I didn’t work in a factory at the age of 18. I worked construction. Ten hours a day, five days a week, and it ruined my baseball career. Well, that and the fact that I couldn’t run, hit or throw all that well to begin with, I suppose. But it wore me out to the point that, even with a bit of help from modern chemistry (if you know what I mean), I was bone tired before the first pitch of every game I played my senior season. I worked with men who did that work their whole adult lives, to make sure their families were provided for… not just to make money for a couple of months before heading off to college. I did the job just long enough to learn, as if I didn’t already know, that I didn’t want to do that kind of work for the rest of my life.

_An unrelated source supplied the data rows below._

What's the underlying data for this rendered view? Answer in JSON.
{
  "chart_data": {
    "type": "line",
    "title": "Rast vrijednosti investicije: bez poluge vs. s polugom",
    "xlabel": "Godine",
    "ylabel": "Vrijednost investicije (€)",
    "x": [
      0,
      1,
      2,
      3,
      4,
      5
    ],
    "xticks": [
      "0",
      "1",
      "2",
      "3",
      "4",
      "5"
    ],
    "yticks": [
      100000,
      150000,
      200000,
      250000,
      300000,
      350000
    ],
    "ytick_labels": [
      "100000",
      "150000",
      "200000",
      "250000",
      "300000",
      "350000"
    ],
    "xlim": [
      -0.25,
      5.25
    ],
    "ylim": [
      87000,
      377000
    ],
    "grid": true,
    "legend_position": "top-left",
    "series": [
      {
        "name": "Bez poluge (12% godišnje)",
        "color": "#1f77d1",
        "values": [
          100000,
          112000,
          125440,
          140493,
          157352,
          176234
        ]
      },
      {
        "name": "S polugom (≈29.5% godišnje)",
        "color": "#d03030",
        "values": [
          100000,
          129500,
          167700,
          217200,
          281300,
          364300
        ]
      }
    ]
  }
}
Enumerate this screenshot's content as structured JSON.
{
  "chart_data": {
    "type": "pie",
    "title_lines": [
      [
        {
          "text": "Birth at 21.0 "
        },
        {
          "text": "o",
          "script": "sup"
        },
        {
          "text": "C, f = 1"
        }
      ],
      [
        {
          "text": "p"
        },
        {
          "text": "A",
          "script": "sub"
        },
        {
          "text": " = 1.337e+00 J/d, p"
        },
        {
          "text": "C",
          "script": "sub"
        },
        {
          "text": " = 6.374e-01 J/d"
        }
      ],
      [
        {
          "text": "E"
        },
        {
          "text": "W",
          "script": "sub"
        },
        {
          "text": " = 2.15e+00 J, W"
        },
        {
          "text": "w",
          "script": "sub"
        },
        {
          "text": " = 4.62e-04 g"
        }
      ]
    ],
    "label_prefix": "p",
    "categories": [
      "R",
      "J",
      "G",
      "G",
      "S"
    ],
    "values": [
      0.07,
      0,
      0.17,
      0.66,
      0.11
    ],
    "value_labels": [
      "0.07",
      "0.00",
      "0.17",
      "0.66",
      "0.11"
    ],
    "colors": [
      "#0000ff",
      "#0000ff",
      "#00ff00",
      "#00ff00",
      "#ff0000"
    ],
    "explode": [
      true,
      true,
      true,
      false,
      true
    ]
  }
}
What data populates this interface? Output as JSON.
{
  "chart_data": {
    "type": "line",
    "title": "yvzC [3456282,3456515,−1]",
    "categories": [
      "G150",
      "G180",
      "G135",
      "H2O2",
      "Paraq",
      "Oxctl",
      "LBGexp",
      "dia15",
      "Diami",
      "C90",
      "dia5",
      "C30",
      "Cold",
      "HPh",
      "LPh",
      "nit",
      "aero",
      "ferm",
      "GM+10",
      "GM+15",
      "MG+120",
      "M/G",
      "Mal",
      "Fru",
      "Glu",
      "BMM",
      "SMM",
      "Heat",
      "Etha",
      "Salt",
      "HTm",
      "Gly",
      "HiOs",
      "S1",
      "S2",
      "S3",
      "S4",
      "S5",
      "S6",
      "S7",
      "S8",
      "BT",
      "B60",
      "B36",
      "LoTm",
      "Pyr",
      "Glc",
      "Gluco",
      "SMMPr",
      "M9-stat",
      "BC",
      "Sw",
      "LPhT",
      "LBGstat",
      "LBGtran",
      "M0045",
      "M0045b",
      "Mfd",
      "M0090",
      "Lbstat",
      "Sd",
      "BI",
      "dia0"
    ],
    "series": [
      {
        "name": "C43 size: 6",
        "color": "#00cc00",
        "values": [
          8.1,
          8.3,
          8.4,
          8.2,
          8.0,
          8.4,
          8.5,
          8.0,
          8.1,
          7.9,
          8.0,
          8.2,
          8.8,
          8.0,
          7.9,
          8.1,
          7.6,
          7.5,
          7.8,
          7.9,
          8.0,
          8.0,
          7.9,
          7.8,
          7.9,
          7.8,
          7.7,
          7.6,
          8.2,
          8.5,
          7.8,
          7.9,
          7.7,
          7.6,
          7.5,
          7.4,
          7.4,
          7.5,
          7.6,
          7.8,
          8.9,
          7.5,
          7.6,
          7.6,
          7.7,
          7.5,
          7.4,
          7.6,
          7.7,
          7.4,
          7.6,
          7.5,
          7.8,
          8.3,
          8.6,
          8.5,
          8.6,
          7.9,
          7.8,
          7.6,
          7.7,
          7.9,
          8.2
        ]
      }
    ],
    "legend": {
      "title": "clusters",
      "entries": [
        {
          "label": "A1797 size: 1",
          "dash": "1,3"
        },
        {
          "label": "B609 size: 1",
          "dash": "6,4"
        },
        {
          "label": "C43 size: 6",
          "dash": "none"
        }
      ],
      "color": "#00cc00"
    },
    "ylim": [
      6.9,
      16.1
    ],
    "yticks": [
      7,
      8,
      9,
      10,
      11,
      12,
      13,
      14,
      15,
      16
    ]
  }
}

I honestly don’t remember what my dreams were back then. Those were the days of Watergate and Woodward & Bernstein. I had edited my HS newspaper and had been working part-time as a sportswriter and photographer for the local daily newspaper during my senior year of HS. I was going to be a journalism major at the University of Arkansas. So maybe my dream was to be the next great investigative reporter or sports writer. If so, obviously those dreams have been numbed away long ago.

Then again, perhaps contributing to this blog has allowed me to realize, in a small way, those dreams. In any event, I’ve enjoyed this opportunity during the past season and I want to thank CapitalBabs and KL for allowing me to share this outlet for whatever odd thoughts or opinions might cross my mind from time to time… as well as thank those who have stopped by to read those ramblings.

With that, I now return you to your regularly scheduled Twins chatter. So… What do you think Dan Uggla would look like in a Twins uniform and what could/should the Twins offer for the Marlins’ second baseman? [EDIT – Well thanks to the Braves, that has to be the quickest any question I’ve ever posed has become irrelevent!]

– JC

3 Replies to “Middle Age and Insomnia Induced Ramblings”

  1. You are both very kind and I appreciate the support from a couple of bloggers I respect a great deal. Thank you.